Langel adds that "these maps will be powerful tools for decision makers because any drop of water that falls in one of those basins has the potential to flood someone downstream."

Center researchers collaborate with UI colleagues in geography, mathematics, public policy, and law, as well as partners at Iowa State University, the National Weather Service, the National Oceanic and Atmospheric Administration, and communities throughout Iowa. The center also relies on about twenty undergraduate and graduate students, some of whom designed a relatively inexpensive stream-level sensor that uses sonar to measure river levels. Attached to the side of a bridge, the sensor measures the distance from the device to the water surface every fifteen minutes and then transmits the data via cell phone to a central database. The student designed project was funded by the Iowa Department of Natural Resources, which hopes to expand the pilot project into a statewide reporting system.

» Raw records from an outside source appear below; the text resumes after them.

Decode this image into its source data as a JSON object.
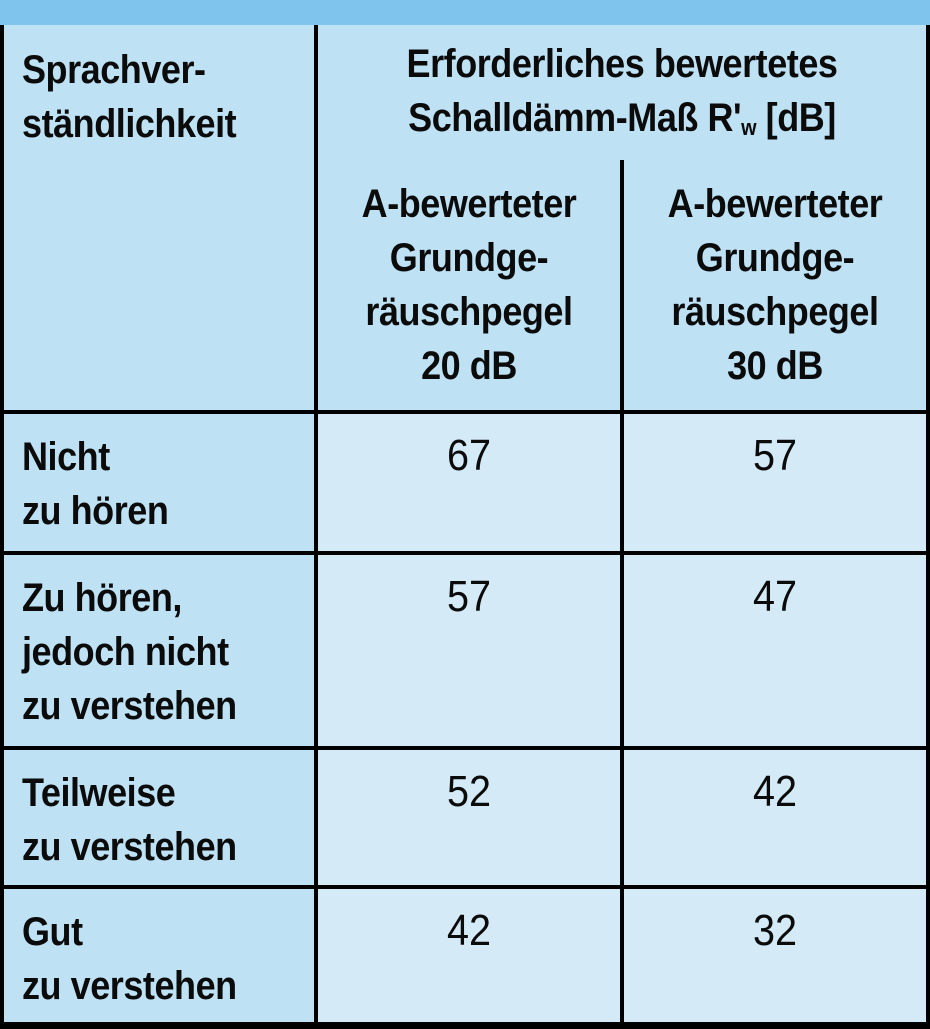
{
  "colors": {
    "top_bar": "#7ec4ec",
    "header_bg": "#bee2f4",
    "data_cell_bg": "#d4eaf7",
    "border": "#000000",
    "text": "#0b0b0b"
  },
  "table": {
    "row_axis_header": "Sprachver-\nständlichkeit",
    "col_group_header": {
      "line1": "Erforderliches bewertetes",
      "line2_pre": "Schalldämm-Maß R'",
      "line2_sub": "w",
      "line2_post": " [dB]"
    },
    "columns": [
      {
        "label": "A-bewerteter\nGrundge-\nräuschpegel\n20 dB"
      },
      {
        "label": "A-bewerteter\nGrundge-\nräuschpegel\n30 dB"
      }
    ],
    "rows": [
      {
        "label": "Nicht\nzu hören",
        "values": [
          "67",
          "57"
        ]
      },
      {
        "label": "Zu hören,\njedoch nicht\nzu verstehen",
        "values": [
          "57",
          "47"
        ]
      },
      {
        "label": "Teilweise\nzu verstehen",
        "values": [
          "52",
          "42"
        ]
      },
      {
        "label": "Gut\nzu verstehen",
        "values": [
          "42",
          "32"
        ]
      }
    ]
  },
  "chart_data": {
    "type": "table",
    "title": "Erforderliches bewertetes Schalldämm-Maß R'w [dB]",
    "row_axis_label": "Sprachverständlichkeit",
    "column_headers": [
      "A-bewerteter Grundgeräuschpegel 20 dB",
      "A-bewerteter Grundgeräuschpegel 30 dB"
    ],
    "rows": [
      {
        "sprachverstaendlichkeit": "Nicht zu hören",
        "rw_grundgeraeuschpegel_20dB": 67,
        "rw_grundgeraeuschpegel_30dB": 57
      },
      {
        "sprachverstaendlichkeit": "Zu hören, jedoch nicht zu verstehen",
        "rw_grundgeraeuschpegel_20dB": 57,
        "rw_grundgeraeuschpegel_30dB": 47
      },
      {
        "sprachverstaendlichkeit": "Teilweise zu verstehen",
        "rw_grundgeraeuschpegel_20dB": 52,
        "rw_grundgeraeuschpegel_30dB": 42
      },
      {
        "sprachverstaendlichkeit": "Gut zu verstehen",
        "rw_grundgeraeuschpegel_20dB": 42,
        "rw_grundgeraeuschpegel_30dB": 32
      }
    ]
  }
}
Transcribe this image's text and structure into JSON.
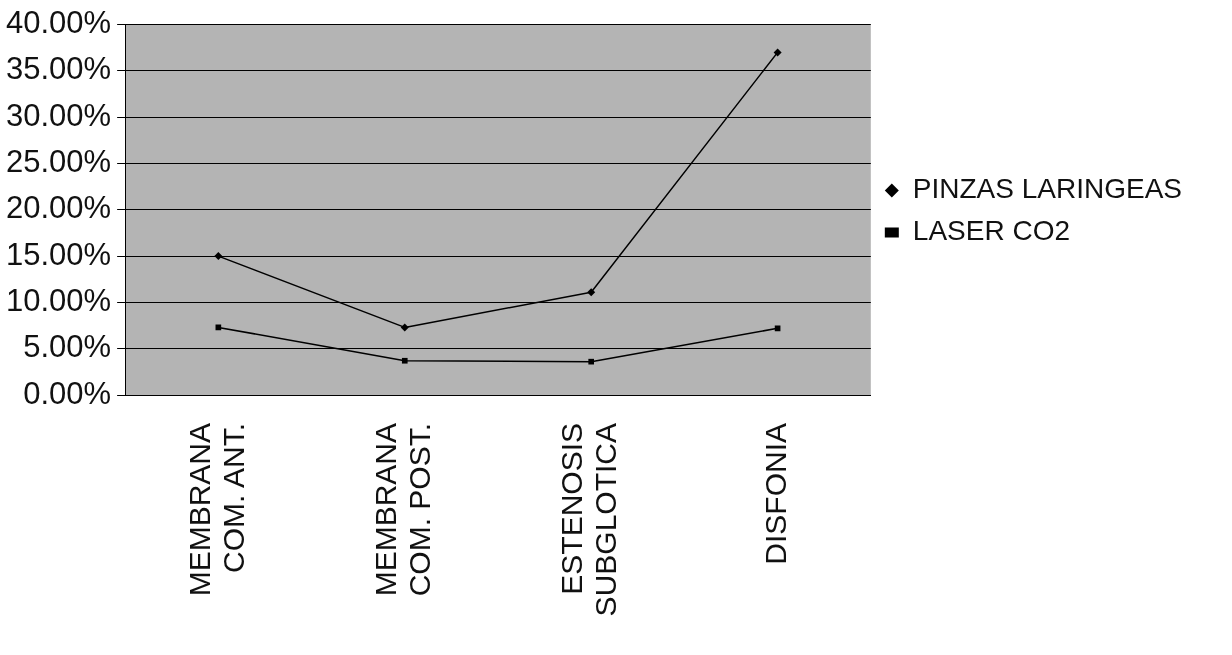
{
  "chart_data": {
    "type": "line",
    "categories": [
      "MEMBRANA COM. ANT.",
      "MEMBRANA COM. POST.",
      "ESTENOSIS SUBGLOTICA",
      "DISFONIA"
    ],
    "series": [
      {
        "name": "PINZAS LARINGEAS",
        "color": "#000000",
        "marker": "diamond",
        "values": [
          15.0,
          7.3,
          11.1,
          37.0
        ]
      },
      {
        "name": "LASER CO2",
        "color": "#000000",
        "marker": "square",
        "values": [
          7.3,
          3.7,
          3.6,
          7.2
        ]
      }
    ],
    "ylim": [
      0,
      40
    ],
    "yticks": [
      {
        "value": 0,
        "label": "0.00%"
      },
      {
        "value": 5,
        "label": "5.00%"
      },
      {
        "value": 10,
        "label": "10.00%"
      },
      {
        "value": 15,
        "label": "15.00%"
      },
      {
        "value": 20,
        "label": "20.00%"
      },
      {
        "value": 25,
        "label": "25.00%"
      },
      {
        "value": 30,
        "label": "30.00%"
      },
      {
        "value": 35,
        "label": "35.00%"
      },
      {
        "value": 40,
        "label": "40.00%"
      }
    ],
    "grid": "y",
    "legend": "right",
    "line_style": "solid"
  }
}
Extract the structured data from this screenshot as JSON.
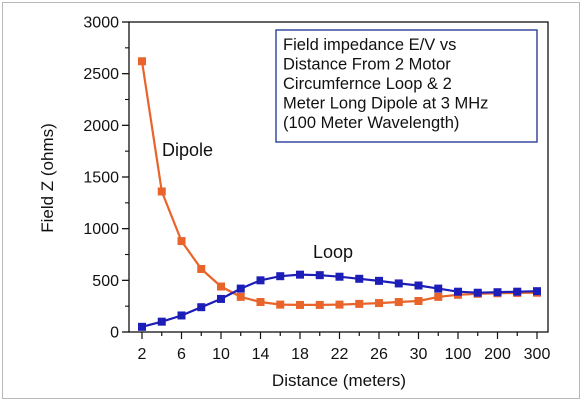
{
  "chart_data": {
    "type": "line",
    "title": "",
    "xlabel": "Distance (meters)",
    "ylabel": "Field Z (ohms)",
    "ylim": [
      0,
      3000
    ],
    "yticks": [
      0,
      500,
      1000,
      1500,
      2000,
      2500,
      3000
    ],
    "categories": [
      "2",
      "4",
      "6",
      "8",
      "10",
      "12",
      "14",
      "16",
      "18",
      "20",
      "22",
      "24",
      "26",
      "28",
      "30",
      "50",
      "100",
      "150",
      "200",
      "250",
      "300"
    ],
    "xtick_labels": [
      "2",
      "6",
      "10",
      "14",
      "18",
      "22",
      "26",
      "30",
      "100",
      "200",
      "300"
    ],
    "grid": false,
    "legend": "none",
    "annotation": [
      "Field impedance E/V vs",
      "Distance From 2 Motor",
      "Circumfernce Loop & 2",
      "Meter Long Dipole at 3 MHz",
      "(100 Meter Wavelength)"
    ],
    "series": [
      {
        "name": "Dipole",
        "color": "#e8642a",
        "marker": "square",
        "values": [
          2620,
          1360,
          880,
          610,
          440,
          340,
          290,
          265,
          262,
          262,
          265,
          272,
          280,
          290,
          300,
          340,
          360,
          370,
          375,
          378,
          380
        ]
      },
      {
        "name": "Loop",
        "color": "#1d1db8",
        "marker": "square",
        "values": [
          50,
          100,
          160,
          240,
          320,
          420,
          500,
          540,
          555,
          550,
          535,
          515,
          495,
          470,
          450,
          420,
          390,
          380,
          385,
          390,
          395
        ]
      }
    ]
  }
}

One of the goals of the Iowa Flood Center is to attract new, talented researchers to the University, including those interested in the science and public policy surrounding issues of sustainability. As center researchers work to better understand the behavior of water in river basins, they also seek to better educate the public about flood risk.

The Iowa Flood Center is unique in the world, but floods can happen anywhere, and researchers hope the work they do here will have an impact wherever people are at risk from rising waters.

"The scope of the problem of floods and flooding is very broad," Krajewski says. "With excellent collaborators and the right funding, we will be busy for many years to come."